Guolin Huang


2026

Despite achieving high accuracy on medical benchmarks, LLMs exhibit the Einstellung Effect in clinical diagnosis—relying on statistical shortcuts rather than patient-specific evidence, causing misdiagnosis in atypical cases. Existing benchmarks fail to detect this critical failure mode. We introduce MedEinst, a counterfactual benchmark with 5,383 paired clinical cases across 49 diseases. Each pair contains a control case and a "trap" case with altered discriminative evidence that flips the diagnosis.

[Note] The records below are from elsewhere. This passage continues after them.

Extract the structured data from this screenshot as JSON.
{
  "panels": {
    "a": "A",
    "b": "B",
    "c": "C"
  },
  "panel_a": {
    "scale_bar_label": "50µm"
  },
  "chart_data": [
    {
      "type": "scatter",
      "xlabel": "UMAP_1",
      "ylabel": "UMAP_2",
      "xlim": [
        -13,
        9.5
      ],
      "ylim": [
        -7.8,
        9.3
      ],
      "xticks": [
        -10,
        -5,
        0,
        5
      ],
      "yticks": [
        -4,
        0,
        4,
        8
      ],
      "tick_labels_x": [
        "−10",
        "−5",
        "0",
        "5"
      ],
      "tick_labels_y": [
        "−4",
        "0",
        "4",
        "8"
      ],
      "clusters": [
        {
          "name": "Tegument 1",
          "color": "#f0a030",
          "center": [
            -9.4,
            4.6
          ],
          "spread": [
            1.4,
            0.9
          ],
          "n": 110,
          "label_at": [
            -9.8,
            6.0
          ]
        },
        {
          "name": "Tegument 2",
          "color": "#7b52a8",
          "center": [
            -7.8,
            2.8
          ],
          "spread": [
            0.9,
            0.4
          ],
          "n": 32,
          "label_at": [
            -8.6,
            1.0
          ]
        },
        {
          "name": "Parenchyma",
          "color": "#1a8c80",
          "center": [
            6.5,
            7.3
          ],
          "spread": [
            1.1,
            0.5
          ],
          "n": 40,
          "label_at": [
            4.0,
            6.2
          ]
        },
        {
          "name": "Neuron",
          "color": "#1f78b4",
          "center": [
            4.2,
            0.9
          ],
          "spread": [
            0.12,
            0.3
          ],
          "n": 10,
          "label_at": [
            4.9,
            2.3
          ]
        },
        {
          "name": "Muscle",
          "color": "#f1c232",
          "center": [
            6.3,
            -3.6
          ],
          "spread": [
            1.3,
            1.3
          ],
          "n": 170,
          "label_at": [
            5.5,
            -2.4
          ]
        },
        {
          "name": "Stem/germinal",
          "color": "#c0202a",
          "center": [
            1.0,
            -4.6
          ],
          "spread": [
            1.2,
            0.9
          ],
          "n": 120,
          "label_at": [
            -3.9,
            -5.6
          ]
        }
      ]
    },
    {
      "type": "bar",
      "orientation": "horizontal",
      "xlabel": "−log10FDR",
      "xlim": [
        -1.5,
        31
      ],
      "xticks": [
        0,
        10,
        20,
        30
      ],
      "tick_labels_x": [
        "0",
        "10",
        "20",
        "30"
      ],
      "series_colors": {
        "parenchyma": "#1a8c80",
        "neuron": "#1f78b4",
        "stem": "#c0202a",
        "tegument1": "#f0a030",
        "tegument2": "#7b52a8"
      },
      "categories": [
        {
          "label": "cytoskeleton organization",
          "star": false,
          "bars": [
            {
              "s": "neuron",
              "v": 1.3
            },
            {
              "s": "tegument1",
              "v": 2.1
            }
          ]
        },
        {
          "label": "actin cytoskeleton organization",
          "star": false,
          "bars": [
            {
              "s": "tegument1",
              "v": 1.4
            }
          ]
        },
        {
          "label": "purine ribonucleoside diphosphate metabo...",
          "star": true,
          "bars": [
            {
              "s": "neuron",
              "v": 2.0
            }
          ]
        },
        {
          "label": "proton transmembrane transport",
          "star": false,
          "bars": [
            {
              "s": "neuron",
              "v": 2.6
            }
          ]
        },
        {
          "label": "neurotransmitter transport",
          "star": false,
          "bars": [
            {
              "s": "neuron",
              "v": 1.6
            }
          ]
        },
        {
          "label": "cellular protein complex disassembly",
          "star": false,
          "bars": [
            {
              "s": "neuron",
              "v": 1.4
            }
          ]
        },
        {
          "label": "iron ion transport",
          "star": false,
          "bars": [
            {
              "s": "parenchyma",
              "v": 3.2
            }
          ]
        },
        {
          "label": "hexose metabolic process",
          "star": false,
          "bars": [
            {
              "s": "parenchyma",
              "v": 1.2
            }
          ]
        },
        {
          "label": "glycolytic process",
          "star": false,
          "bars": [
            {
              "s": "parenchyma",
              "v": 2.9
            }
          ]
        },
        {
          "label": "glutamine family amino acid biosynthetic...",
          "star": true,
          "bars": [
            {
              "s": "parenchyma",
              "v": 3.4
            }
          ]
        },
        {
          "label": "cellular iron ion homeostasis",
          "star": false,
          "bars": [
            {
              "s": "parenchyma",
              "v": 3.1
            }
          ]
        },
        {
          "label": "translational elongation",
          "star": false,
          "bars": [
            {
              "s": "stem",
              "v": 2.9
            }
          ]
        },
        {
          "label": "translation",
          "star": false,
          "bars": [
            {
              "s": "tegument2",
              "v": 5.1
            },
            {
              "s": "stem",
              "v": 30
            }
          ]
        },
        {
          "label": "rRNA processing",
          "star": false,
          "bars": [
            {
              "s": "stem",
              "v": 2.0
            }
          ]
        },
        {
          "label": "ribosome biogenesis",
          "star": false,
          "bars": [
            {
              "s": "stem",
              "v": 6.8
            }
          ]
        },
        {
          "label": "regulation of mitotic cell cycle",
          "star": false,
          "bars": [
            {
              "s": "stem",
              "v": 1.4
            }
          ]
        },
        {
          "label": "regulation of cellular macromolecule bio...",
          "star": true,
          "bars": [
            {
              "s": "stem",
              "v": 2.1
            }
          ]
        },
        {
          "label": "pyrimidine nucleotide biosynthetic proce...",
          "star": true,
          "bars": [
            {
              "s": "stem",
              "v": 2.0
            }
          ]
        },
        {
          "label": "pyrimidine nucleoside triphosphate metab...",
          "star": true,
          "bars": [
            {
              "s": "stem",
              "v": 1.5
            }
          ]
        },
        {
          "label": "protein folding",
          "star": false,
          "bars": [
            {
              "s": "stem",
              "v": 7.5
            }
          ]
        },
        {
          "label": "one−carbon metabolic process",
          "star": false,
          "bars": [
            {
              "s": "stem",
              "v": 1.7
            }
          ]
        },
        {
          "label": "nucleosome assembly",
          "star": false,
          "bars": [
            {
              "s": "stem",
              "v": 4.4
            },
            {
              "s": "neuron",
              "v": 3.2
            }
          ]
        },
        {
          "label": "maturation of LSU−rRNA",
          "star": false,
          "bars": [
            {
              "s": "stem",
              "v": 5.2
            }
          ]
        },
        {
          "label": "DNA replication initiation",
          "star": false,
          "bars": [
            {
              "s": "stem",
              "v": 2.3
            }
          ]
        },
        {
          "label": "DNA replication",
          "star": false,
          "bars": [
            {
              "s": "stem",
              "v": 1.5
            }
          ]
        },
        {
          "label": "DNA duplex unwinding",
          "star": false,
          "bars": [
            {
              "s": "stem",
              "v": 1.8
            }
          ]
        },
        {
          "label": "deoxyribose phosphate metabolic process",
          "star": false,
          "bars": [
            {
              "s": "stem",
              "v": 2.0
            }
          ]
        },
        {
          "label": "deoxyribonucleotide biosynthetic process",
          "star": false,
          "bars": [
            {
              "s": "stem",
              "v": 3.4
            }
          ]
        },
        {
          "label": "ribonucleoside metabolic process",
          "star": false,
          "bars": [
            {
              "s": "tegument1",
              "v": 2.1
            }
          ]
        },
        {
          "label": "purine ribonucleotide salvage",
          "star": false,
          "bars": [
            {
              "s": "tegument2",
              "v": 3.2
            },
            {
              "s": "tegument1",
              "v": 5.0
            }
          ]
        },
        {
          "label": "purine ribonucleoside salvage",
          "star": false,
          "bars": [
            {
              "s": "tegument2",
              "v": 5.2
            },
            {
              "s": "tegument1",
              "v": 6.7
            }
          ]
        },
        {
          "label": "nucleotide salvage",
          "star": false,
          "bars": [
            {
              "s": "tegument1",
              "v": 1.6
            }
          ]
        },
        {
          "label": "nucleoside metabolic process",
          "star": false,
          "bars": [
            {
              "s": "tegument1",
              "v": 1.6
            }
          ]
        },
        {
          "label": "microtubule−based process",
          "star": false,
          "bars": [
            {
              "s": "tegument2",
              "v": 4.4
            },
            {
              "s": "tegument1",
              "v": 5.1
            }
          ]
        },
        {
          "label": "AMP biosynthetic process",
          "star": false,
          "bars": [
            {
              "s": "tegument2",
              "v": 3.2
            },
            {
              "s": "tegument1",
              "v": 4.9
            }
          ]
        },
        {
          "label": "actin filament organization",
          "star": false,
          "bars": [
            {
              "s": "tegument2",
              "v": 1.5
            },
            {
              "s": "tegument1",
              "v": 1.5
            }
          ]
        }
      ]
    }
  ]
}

We measure susceptibility via Bias Trap Rate—probability of misdiagnosing traps despite correctly diagnosing controls. Evaluation shows frontier models achieve high baseline accuracy but severe bias trap rates. Thus, we propose ECR-Agent, aligning LLM reasoning with Evidence-Based Medicine via two components: (1) Dynamic Causal Inference (DCI) performs structured reasoning through dual-pathway perception, dynamic causal graph reasoning across three levels (association, intervention, counterfactual), and evidence audit for final diagnosis; (2) Critic-Driven Graph Memory Evolution (CGME) iteratively refines the system by storing validated reasoning paths in an exemplar base and consolidating disease-specific knowledge into evolving illness graphs. Source code is to be released.